Welch beeindruckende intellektuelle Leistung bei einem Spiel, das nie
legal vertrieben wurde. Das einzige Signal, das damit gesetzt wird, ist
"Hey Kids, das ist verboten, das ist interessant".
"Aber mit einer solchen Frage ist nur ein Teil einer
möglichen Wirkung angesprochen, denn:"
Und dann folgen keine Wirkungen, sondern Meinungen (ist es denn so
schwierig, ein logisch konsistentes Argument zu formulieren?), bis auf:
"besonders Kinder und Jugendliche mit rechtsextremer Gesinnung
finden durch solche Spiele möglicherweise eine Bestätigung
ihrer noch nicht gefestigten Ideologie."
Diese finden sie dann, wenn solche Spiele durch Verbote interessant
gemacht und nicht diskutiert werden.
"Wer ein solches Spiel freigeben will, fördert
willkürlich die Akzeptanz der Inhalte."
Das ist eine gemeine und böswillige Unterstellung.
"Normen und Werte einer Gesellschaft zu vermitteln, ist ein
erzieherischer Auftrag, dem sich auch der Gesetzgeber verpflichtet
fühlt."
In erster Linie ist es seine Aufgabe, negative Wirkungen von Kindern
und Jugendlichen fernzuhalten.

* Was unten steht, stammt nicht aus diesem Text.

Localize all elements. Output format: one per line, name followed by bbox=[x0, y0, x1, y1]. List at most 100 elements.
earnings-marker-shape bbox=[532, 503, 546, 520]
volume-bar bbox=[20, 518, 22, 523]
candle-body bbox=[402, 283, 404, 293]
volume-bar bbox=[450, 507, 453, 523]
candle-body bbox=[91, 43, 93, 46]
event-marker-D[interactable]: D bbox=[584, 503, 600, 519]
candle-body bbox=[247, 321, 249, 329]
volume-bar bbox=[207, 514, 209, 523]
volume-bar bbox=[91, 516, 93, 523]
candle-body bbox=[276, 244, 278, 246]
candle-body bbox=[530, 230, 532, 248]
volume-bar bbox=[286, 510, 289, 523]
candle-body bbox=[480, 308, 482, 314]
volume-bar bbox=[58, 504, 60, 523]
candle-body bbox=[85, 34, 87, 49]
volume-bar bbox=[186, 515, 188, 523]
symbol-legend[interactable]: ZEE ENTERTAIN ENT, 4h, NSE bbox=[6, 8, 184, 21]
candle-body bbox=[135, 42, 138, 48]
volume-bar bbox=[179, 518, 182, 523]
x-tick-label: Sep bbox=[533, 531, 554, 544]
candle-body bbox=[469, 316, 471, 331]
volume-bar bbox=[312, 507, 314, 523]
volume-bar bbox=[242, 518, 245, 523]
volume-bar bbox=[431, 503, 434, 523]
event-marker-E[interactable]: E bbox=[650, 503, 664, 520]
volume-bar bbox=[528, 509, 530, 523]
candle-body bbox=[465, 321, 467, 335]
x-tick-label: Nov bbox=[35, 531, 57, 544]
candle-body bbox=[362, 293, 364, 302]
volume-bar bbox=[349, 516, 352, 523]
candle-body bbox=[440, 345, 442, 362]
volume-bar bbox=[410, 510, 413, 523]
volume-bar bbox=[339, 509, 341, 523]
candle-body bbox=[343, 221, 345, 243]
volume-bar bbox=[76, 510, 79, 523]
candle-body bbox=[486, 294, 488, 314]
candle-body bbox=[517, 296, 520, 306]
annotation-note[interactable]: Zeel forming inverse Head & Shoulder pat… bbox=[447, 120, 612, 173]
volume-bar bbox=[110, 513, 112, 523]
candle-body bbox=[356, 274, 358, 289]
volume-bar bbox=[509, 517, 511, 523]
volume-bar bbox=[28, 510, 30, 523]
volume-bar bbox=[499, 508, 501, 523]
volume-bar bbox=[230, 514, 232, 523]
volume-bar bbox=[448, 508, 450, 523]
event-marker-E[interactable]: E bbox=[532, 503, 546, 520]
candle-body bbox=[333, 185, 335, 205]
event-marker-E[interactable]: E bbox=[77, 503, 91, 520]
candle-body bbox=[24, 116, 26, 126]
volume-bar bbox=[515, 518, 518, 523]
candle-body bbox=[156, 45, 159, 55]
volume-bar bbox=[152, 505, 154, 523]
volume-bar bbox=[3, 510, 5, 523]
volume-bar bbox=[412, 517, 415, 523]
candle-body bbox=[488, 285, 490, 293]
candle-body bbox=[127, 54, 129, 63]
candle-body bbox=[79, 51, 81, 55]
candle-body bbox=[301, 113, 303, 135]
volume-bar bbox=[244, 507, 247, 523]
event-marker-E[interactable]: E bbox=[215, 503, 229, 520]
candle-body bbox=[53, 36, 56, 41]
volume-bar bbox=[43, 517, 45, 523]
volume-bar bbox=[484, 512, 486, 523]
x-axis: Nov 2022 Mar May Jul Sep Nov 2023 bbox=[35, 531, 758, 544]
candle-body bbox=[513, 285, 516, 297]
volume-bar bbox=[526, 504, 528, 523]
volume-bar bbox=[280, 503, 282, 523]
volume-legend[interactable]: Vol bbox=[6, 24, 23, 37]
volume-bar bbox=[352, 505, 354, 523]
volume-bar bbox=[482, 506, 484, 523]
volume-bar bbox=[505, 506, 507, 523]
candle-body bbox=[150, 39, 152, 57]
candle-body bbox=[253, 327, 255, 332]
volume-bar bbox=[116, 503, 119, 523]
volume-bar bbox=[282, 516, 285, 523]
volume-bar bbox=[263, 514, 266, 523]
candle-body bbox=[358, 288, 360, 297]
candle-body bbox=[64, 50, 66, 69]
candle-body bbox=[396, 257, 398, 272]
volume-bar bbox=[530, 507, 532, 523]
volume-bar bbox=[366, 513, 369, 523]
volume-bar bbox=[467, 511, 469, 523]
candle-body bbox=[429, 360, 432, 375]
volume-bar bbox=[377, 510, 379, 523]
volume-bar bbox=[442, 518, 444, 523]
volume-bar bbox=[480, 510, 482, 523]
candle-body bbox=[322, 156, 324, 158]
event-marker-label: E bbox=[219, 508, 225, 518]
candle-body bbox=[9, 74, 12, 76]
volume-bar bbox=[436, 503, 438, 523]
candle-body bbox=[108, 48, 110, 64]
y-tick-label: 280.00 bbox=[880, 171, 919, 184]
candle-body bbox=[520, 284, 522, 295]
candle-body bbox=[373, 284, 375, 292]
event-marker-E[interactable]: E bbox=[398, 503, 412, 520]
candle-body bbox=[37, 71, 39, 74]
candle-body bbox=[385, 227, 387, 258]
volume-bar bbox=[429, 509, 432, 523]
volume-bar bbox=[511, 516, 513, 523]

Diese Aufgabe erfüllt er nicht
besonders gut, wenn er auf der einen Seite Tabakwerbung zulässt
und auf der anderen Seite harmlose Ballerspiele oder Nackedei-Bildchen
mit aller Härte verfolgt.
"Es muss deutlich sein, wem der Jugendschutz gilt: Kindern und
Jugendlichen unter 18 Jahren, denen es durch eine Indizierung erschwert
wird, an bedenkliches Material zu gelangen."

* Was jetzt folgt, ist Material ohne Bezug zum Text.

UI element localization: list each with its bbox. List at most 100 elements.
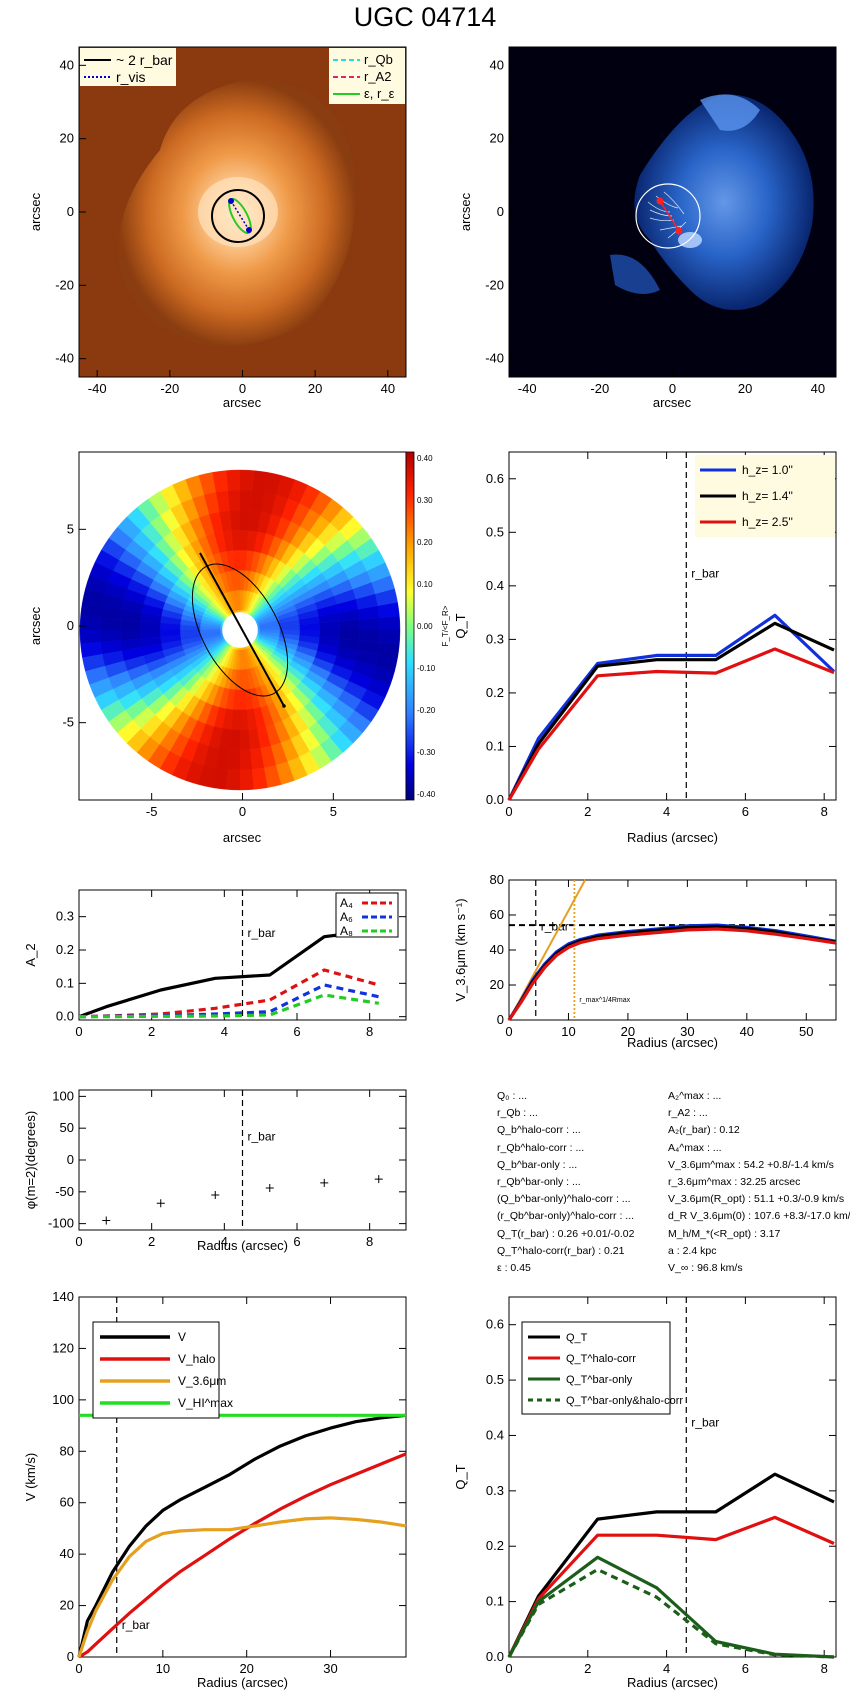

Das ist, wie auf der Tagung auch von einem sebsternannten
Jugendschützer festgestellt wurde, eine Illusion.
"Ein Spiel auf dem Index bedeutet nicht, dass es nicht mehr
verkauft werden darf, es darf lediglich nicht mehr öffentlich
dafür geworben werden oder in Regalen ausgestellt sein. Dies mit
Zensur auf eine Stufe zu stellen, ist daher falsch."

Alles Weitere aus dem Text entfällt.